# Can't play Underground 2 in Full screen in Windows 7



## Sharaf

i have lap top Dell XPS Studio with windows 7 OS
i cant play Underground 2 in Full screen .. i dont mean that is windowed .. but i mean there is 2 black bars in either sides . the games doesnot stretch to be in the whole screen

please any one help me in this issue
thank you


----------



## Redeye3323

Hey mate, Welcome to TSF,

What resolution is your screen?

Also, what resolution is it set as?

I think it could be a resolution mismatch and the in-game resolution's aspect ratio be different to the screens.

Cheers,
-Redeye


----------



## Sharaf

My laptop resolution is 1920x1080 and i tried every resolution in the game . and it still doesnt fit


----------



## Redeye3323

What resolutions can you set it to?

Also, does it have an "Aspect Ratio" setting?


----------



## Sharaf

max resolution is 1280x1080
no there is no aspect ration in the game


----------



## Redeye3323

Hey mate,

Done some research and found this for you

http://widescreengamingforum.com/software/universal-widescreen-uniws-patcher

It is a Universal Widescreen Patcher which will patch Underground 2 to your resolution.

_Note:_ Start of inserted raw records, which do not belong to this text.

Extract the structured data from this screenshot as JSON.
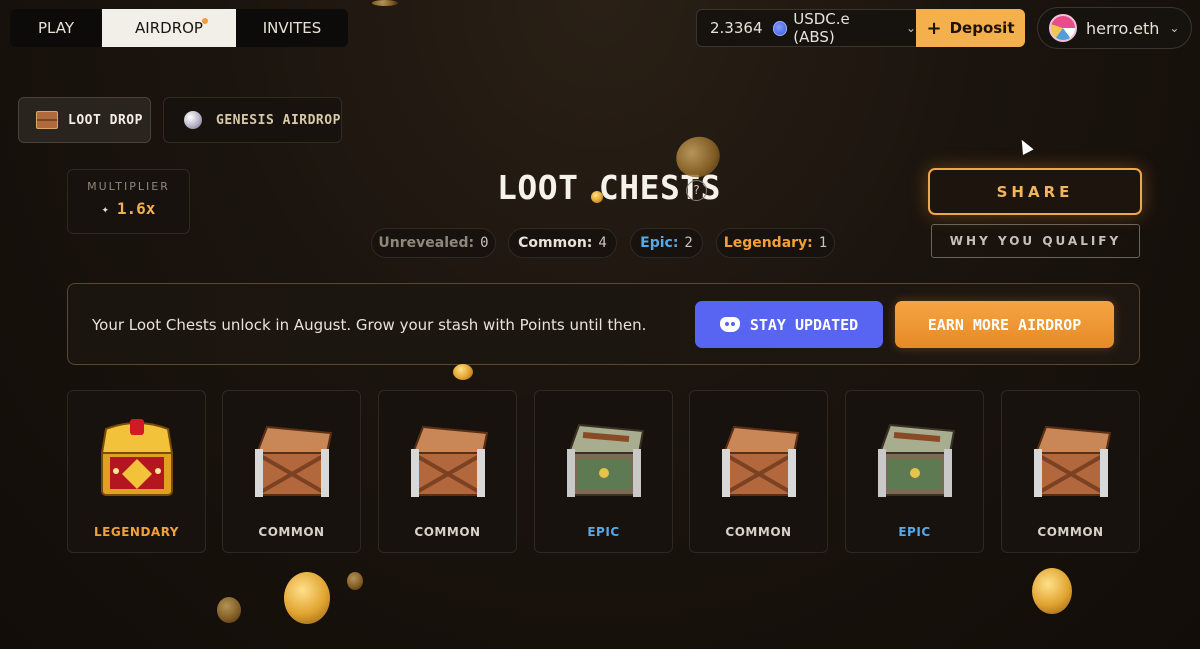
{
  "nav": {
    "tabs": [
      {
        "label": "PLAY"
      },
      {
        "label": "AIRDROP"
      },
      {
        "label": "INVITES"
      }
    ]
  },
  "wallet": {
    "balance": "2.3364",
    "token": "USDC.e (ABS)",
    "deposit_label": "Deposit"
  },
  "profile": {
    "username": "herro.eth"
  },
  "subtabs": [
    {
      "label": "LOOT DROP"
    },
    {
      "label": "GENESIS AIRDROP"
    }
  ],
  "multiplier": {
    "label": "MULTIPLIER",
    "value": "1.6x"
  },
  "title": "LOOT CHESTS",
  "counts": [
    {
      "label": "Unrevealed:",
      "value": "0"
    },
    {
      "label": "Common:",
      "value": "4"
    },
    {
      "label": "Epic:",
      "value": "2"
    },
    {
      "label": "Legendary:",
      "value": "1"
    }
  ],
  "actions": {
    "share_label": "SHARE",
    "qualify_label": "WHY YOU QUALIFY"
  },
  "banner": {
    "text": "Your Loot Chests unlock in August. Grow your stash with Points until then.",
    "discord_label": "STAY UPDATED",
    "earn_label": "EARN MORE AIRDROP"
  },
  "chests": [
    {
      "rarity": "LEGENDARY"
    },
    {
      "rarity": "COMMON"
    },
    {
      "rarity": "COMMON"
    },
    {
      "rarity": "EPIC"
    },
    {
      "rarity": "COMMON"
    },
    {
      "rarity": "EPIC"
    },
    {
      "rarity": "COMMON"
    }
  ],
  "colors": {
    "accent": "#f4b04c",
    "legendary": "#f2a13a",
    "epic": "#57a9e8",
    "discord": "#5865f2"
  }
}
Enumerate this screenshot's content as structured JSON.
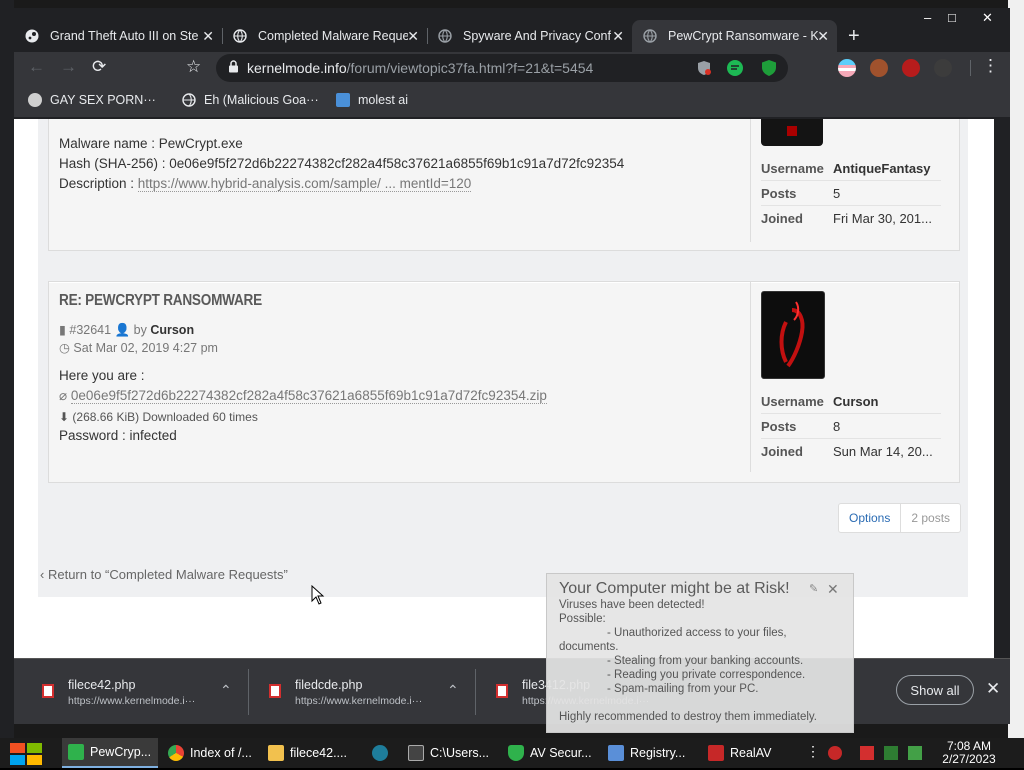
{
  "browser": {
    "tabs": [
      {
        "title": "Grand Theft Auto III on Ste",
        "icon": "steam-icon"
      },
      {
        "title": "Completed Malware Reque",
        "icon": "globe-icon"
      },
      {
        "title": "Spyware And Privacy Conf",
        "icon": "globe-icon"
      },
      {
        "title": "PewCrypt Ransomware - K",
        "icon": "globe-icon",
        "active": true
      }
    ],
    "new_tab": "+",
    "window": {
      "minimize": "–",
      "maximize": "□",
      "close": "✕"
    },
    "nav": {
      "back": "←",
      "forward": "→",
      "reload": "⟳",
      "bookmark": "☆"
    },
    "url_host": "kernelmode.info",
    "url_path": "/forum/viewtopic37fa.html?f=21&t=5454",
    "menu": "⋮"
  },
  "bookmarks": [
    {
      "label": "GAY SEX PORN···"
    },
    {
      "label": "Eh (Malicious Goa···"
    },
    {
      "label": "molest ai"
    }
  ],
  "post1": {
    "malware_name": "Malware name : PewCrypt.exe",
    "hash": "Hash (SHA-256) : 0e06e9f5f272d6b22274382cf282a4f58c37621a6855f69b1c91a7d72fc92354",
    "description_label": "Description :",
    "description_link": "https://www.hybrid-analysis.com/sample/ ... mentId=120",
    "profile": {
      "username_label": "Username",
      "username": "AntiqueFantasy",
      "posts_label": "Posts",
      "posts": "5",
      "joined_label": "Joined",
      "joined": "Fri Mar 30, 201..."
    }
  },
  "post2": {
    "title": "Re: PewCrypt Ransomware",
    "post_id": "#32641",
    "by": "by",
    "author": "Curson",
    "date": "Sat Mar 02, 2019 4:27 pm",
    "text": "Here you are :",
    "attachment": "0e06e9f5f272d6b22274382cf282a4f58c37621a6855f69b1c91a7d72fc92354.zip",
    "attachment_info": "(268.66 KiB) Downloaded 60 times",
    "password": "Password : infected",
    "profile": {
      "username_label": "Username",
      "username": "Curson",
      "posts_label": "Posts",
      "posts": "8",
      "joined_label": "Joined",
      "joined": "Sun Mar 14, 20..."
    }
  },
  "topic_actions": {
    "options": "Options",
    "count": "2 posts"
  },
  "return_link": "Return to “Completed Malware Requests”",
  "downloads": [
    {
      "name": "filece42.php",
      "url": "https://www.kernelmode.i···"
    },
    {
      "name": "filedcde.php",
      "url": "https://www.kernelmode.i···"
    },
    {
      "name": "file3412.php",
      "url": "https://www.kernelmode.i···"
    }
  ],
  "download_bar": {
    "show_all": "Show all",
    "close": "✕"
  },
  "popup": {
    "title": "Your Computer might  be at Risk!",
    "lines": [
      "Viruses have been detected!",
      "Possible:",
      "- Unauthorized access to your files,",
      "documents.",
      "- Stealing from your banking accounts.",
      "- Reading you private correspondence.",
      "- Spam-mailing from your PC.",
      "Highly recommended to destroy them immediately."
    ],
    "close": "✕"
  },
  "taskbar": {
    "items": [
      {
        "label": "PewCryp...",
        "color": "#2fb24c"
      },
      {
        "label": "Index of /...",
        "color": "#f4b400"
      },
      {
        "label": "filece42....",
        "color": "#f2c14e"
      },
      {
        "label": "",
        "color": "#1e7d9b"
      },
      {
        "label": "C:\\Users...",
        "color": "#444444"
      },
      {
        "label": "AV Secur...",
        "color": "#2fb24c"
      },
      {
        "label": "Registry...",
        "color": "#5a8fd8"
      },
      {
        "label": "RealAV",
        "color": "#c62828"
      }
    ],
    "time": "7:08 AM",
    "date": "2/27/2023"
  }
}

It has Underground 2 on it's list of games it works for so you should be ok.

Cheers,
-Redeye


----------



## Sharaf

i tried that program but it didnt work as well .. i dont know what is the problem with laptops with windows 7


----------



## koala

Possible solution here: Solved: games not running in FULL screen


> Problem description:
> 
> Games not using the full width of the laptop display.
> Instead getting wide black bars one either side of the main games window.
> Same games run fine on other widescreen systems.
> Changing internal game settings and adjusting screen settings through Nvidia Control Panel did not fix problem.
> Latest DELL Drivers up to date and appear properly installed and configured.
> 
> What I did to remedy this issue:
> 
> Some have resolved this issue in similar configurations by accessing changing image scaling options.
> Usually these are accessed through the Nvidia Control Panel.
> However "Adjust desktop size and position OPTION was missing from my nvidia control panel"
> The reason is that the inbuilt i7 Intel GPU appears to maintain overall control of the screen scale.
> So the only access is through the Intel graphics and media control panel.
> 
> Some have suggested trying to disable the inbuilt Intel GPU in favour of using the Nvidia (or ATI) Control Panel to do all the settings.
> However as has already been established in other posts, you cannot disable the inbuilt Intel graphics, nor is this desirable or practical.
> 
> Therefore both the Intel GPU and in my case the geforce 525M are used by the systems various games and applications and this determination is made by the system at time of execution.
> Incidentally you can override and manually specify for each program which of these GPU's are used (Under manage 3d settings in Nvidia Control Panel).
> But this in itself wont resolve the reduced screen issue.
> 
> I finally resolved the scaling by changing the resolution in the Intel GPU settings.
> (Intel Graphics and Media Control Panel).
> Right Click on desktop -> Graphics Properties -> Select Advanced Mode
> then change resolution from 1366 * 768 (native) TO 1360 * 768.
> Ignore warnings about non-native mode
> (you can hide the notification from Windows 7 taskbar through taskbar properties).
> Apply the non native setting.
> Now your games should run fine in full screen.
> It worked in my case.


----------



## Sharaf

my resolution is diff 
my res is 1920x1080 and i cant change the resolution by the way written
coz when i open the adv setting then i press list all modes button i find list of modes but idk what to choose
please tell me in specific details 
thank you


----------



## RockmasteR

this is a feature in Windows 7 to not stretch games that are lower than the screen resolution 

you can disable this in your video card's control panel

just scaling mode as "Full Screen" instead of "Aspect Ratio"


----------



## Sharaf

would u give me the specific steps to find the aspect ratio thing?


----------



## tintin64

From SOFTRICKS: October 2012


> This Trick will work for all games that won't run in widescreen mode. It forces Your Graphics Software to scale in full screen.
> 
> Press windows + R on the keyboard or go to “Start Menu -> Accessories -> Run” to open “Run”.
> 
> Type “regedit”. Registry Editor will open. *Always backup/export your registry before making any changes.*
> 
> Go to “HKEY_LOCAL_MACHINE -> SYSTEM -> ControlSet001 -> Control ->GraphicsDrivers -> Configuration -> LGD02100_00_07D9…… -> 00 -> 00”
> 
> Note: The above directory named _“LGD02100_00_07D9……”_ can have different name on your system according to ur video drivers. The configuration directory can contain more than one sub directories then do set scaling value for all of them.
> 
> On the right side area you will see a key named “Scaling”. Double click on it and change the “Value Data” field to 3. Base will be “Hexadecimal”.
> 
> The “Value data” key means different for different values:
> 
> 2 > Center Image
> 3 > Scale Full Screen
> 4 > Maintain Aspect Ratio
> 
> Click OK and close Registry Editor. Your problem should be solved. If still not solved try different value (2 or 4 not any other numbers). But most probably it will be 3 as it worked for me.


----------